Como buen ciudadano que soy de este terruño, hoy al igual que mis compatriotas, gozo de tres mil seiscientos segundos para la práctica de deporte individual o un único paseo con una distancia no superior a cien mil centímetros respecto a mi domicilio tras largos días de confinamiento.
Podría haber ido a infinitud de lugares o tan solo haberme dejado deambular por las calles desérticas del rincón donde habito; que debido a su minúscula extensión me daría para varios circuitos casi sin llegar a despistarme. Pero por alguna razón, y no me inquieta demasiado el porqué, estoy sentado en el banco de un parque ridículamente cercano en el que no paraba desde hace tiempo adrede y el que acostumbro a curiosear desde mi ventana respetando en todo momento y bajo cualquier circunstancia la distancia mínima de seguridad impuesta por mí.

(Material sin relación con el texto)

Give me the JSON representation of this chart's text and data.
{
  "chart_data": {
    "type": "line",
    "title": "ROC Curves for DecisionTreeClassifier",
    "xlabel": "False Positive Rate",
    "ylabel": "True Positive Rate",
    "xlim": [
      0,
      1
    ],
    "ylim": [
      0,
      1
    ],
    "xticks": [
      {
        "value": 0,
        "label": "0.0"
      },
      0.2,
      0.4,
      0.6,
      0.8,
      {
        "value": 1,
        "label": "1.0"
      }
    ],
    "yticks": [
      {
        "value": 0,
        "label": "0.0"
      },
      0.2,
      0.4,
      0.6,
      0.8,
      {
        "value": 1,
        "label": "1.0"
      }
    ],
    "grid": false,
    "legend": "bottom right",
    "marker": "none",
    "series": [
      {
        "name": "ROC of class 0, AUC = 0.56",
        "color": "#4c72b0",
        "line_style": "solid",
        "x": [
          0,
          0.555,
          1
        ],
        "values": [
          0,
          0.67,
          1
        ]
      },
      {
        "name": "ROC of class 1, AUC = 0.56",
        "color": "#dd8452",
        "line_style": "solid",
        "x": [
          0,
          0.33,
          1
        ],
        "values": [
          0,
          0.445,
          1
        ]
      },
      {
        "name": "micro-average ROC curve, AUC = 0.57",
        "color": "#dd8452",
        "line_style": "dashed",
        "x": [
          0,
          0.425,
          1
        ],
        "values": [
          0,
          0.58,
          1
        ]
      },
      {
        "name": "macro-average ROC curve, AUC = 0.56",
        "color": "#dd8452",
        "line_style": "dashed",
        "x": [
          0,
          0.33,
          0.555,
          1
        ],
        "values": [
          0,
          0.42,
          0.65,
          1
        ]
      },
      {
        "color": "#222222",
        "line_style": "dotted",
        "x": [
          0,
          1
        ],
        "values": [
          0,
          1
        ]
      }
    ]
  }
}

Me recreo en las últimas luces de la tarde y juego a escarbar un agujero con las punteras de mis desgastadas deportivas en el albero recordando una historia absurda que debí leer en algún libro sobre como el protagonista hacía lo mismo para enterrar los miedos después de hablarles y así lograr enfrentarlos. No consigo evitar una punzada de tristeza al desear que ojalá fuera así de sencillo todo o, al menos, ser poseedor de dicha singularidad.
El caso es que ahí he estado sentado apurando el tiempo de mi salida de un aislamiento que tan solo ha alterado mi ruinosa económica porque poco o nada cambia cuando se vive en un abandono elegido. Sentado en el mismo banco en el que tiempo atrás te descubrí y creí, o al menos quise creer, que también tú alcanzabas a verme. Desde entonces no he vuelto a desviar mi mirada de tu banco del que todo me interesa; algo insólito en mí, he de puntualizar.
Igual no sea tan fortuito que hoy me haya decidido por el camino que enfila hacia el parque porque a veces, solo a veces, intento decirte algo.